Dokumen tersebut selanjutnya menekankan pentingnya penilaian risiko, pengujian menyeluruh, dan pelatihan serta peningkatan keterampilan personel yang bekerja dengan sistem AI militer.
Mengapa penandatanganan deklarasi tersebut terbukti bermasalah dan kekhawatiran Barat
Menurut beberapa peserta dan delegasi, ketegangan antara AS dan sekutu-sekutu Eropanya, serta ketidakpastian tentang bagaimana hubungan transatlantik akan terlihat dalam beberapa bulan dan tahun mendatang, telah membuat beberapa negara ragu untuk menandatangani perjanjian bersama.
Pada saat yang sama, deklarasi tersebut menyoroti kekhawatiran yang semakin meningkat di antara beberapa pemerintah bahwa perkembangan pesat kecerdasan buatan dapat melampaui aturan yang mengatur penggunaan militernya, meningkatkan risiko kecelakaan, kesalahan perhitungan, atau eskalasi yang tidak disengaja.
Menteri Pertahanan Belanda Ruben Brekelmans mengatakan kepada Reuters bahwa pemerintah menghadapi dilema tahanan, terjebak antara kebutuhan untuk memperkenalkan pembatasan yang bertanggung jawab dan keengganan untuk membatasi diri dibandingkan dengan lawan mereka.
“Rusia dan Tiongkok bergerak sangat cepat. Itu menciptakan urgensi untuk membuat kemajuan dalam pengembangan AI. Tetapi melihatnya berjalan cepat juga meningkatkan urgensi untuk terus berupaya pada penggunaannya yang bertanggung jawab. Keduanya berjalan beriringan,” kata Brekelmans.
Pada dua KTT AI militer sebelumnya, yang diadakan di Den Haag dan Seoul pada tahun 2023 dan 2024, sekitar 60 negara, tidak termasuk Tiongkok tetapi termasuk AS, mendukung rencana aksi yang tidak mengikat.

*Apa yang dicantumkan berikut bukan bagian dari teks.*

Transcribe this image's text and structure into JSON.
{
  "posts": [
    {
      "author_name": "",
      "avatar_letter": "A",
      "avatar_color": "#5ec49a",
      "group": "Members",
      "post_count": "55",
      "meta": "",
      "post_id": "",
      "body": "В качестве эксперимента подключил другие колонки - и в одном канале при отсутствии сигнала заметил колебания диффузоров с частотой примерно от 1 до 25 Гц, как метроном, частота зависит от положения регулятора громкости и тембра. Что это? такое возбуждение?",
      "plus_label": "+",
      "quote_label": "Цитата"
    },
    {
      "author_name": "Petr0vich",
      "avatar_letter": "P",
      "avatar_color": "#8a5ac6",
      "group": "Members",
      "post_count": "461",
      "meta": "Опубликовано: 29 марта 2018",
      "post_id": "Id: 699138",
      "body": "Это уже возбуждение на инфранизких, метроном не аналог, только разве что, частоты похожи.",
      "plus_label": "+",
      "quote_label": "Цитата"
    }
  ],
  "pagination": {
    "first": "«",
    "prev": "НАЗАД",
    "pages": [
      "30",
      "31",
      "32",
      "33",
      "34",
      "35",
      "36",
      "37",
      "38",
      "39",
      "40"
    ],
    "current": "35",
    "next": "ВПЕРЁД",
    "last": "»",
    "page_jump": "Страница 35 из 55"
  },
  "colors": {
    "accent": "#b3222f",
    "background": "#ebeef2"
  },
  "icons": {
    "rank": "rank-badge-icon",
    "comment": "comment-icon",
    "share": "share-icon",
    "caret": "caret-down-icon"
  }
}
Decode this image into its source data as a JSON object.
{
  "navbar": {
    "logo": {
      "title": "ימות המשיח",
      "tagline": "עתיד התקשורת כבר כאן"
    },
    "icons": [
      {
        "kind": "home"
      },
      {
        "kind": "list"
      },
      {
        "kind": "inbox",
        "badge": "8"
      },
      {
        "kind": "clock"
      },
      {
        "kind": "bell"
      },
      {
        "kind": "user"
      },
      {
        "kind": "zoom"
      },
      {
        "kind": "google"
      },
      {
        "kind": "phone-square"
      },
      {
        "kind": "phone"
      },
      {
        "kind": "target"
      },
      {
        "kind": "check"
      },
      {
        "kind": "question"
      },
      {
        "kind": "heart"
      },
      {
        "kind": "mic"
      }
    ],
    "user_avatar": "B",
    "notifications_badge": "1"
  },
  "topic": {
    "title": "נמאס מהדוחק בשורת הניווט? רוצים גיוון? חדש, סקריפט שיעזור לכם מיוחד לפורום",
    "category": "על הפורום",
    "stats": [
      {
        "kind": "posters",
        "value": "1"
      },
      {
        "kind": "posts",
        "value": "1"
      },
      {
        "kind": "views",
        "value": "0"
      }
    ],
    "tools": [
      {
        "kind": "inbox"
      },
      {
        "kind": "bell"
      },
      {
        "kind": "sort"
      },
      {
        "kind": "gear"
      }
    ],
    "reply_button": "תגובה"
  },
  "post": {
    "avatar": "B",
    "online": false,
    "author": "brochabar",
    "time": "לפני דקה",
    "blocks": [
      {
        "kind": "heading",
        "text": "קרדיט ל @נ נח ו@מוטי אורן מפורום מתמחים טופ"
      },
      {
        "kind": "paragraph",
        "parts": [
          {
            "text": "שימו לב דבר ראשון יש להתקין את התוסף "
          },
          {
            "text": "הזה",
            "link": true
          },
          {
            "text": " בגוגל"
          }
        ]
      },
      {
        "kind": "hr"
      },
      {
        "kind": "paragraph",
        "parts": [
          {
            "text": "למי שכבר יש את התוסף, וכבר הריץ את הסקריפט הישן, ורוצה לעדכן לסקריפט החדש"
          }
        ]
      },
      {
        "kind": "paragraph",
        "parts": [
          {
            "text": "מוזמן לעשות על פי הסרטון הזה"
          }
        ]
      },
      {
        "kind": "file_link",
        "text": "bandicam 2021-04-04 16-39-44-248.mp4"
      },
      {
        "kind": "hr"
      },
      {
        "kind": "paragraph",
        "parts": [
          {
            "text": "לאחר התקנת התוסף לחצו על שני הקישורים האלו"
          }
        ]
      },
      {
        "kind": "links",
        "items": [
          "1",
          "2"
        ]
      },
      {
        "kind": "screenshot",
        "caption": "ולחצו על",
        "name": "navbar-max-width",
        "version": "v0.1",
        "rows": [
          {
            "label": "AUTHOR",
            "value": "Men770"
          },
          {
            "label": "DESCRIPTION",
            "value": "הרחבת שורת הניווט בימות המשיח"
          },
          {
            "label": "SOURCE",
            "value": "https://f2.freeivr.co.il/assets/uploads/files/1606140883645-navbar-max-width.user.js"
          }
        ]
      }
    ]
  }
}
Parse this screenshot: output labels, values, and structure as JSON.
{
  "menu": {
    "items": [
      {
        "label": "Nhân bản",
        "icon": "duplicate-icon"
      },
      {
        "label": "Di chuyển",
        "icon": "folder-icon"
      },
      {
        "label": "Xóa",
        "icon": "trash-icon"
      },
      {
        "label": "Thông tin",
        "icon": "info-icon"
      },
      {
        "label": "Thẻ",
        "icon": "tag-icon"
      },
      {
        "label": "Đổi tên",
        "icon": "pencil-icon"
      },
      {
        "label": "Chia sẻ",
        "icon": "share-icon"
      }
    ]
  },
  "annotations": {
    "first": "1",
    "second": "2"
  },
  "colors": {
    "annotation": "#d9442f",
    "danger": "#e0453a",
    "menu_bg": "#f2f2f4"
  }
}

Yasmin Afina, seorang peneliti di Institut Penelitian Perlucutan Senjata PBB yang memberikan saran dalam proses tersebut, mencatat bahwa dokumen tahun ini juga tidak memiliki kekuatan hukum yang mengikat. Meskipun demikian, beberapa peserta merasa tidak nyaman dengan gagasan untuk mendukung langkah-langkah kebijakan yang lebih spesifik.(yn)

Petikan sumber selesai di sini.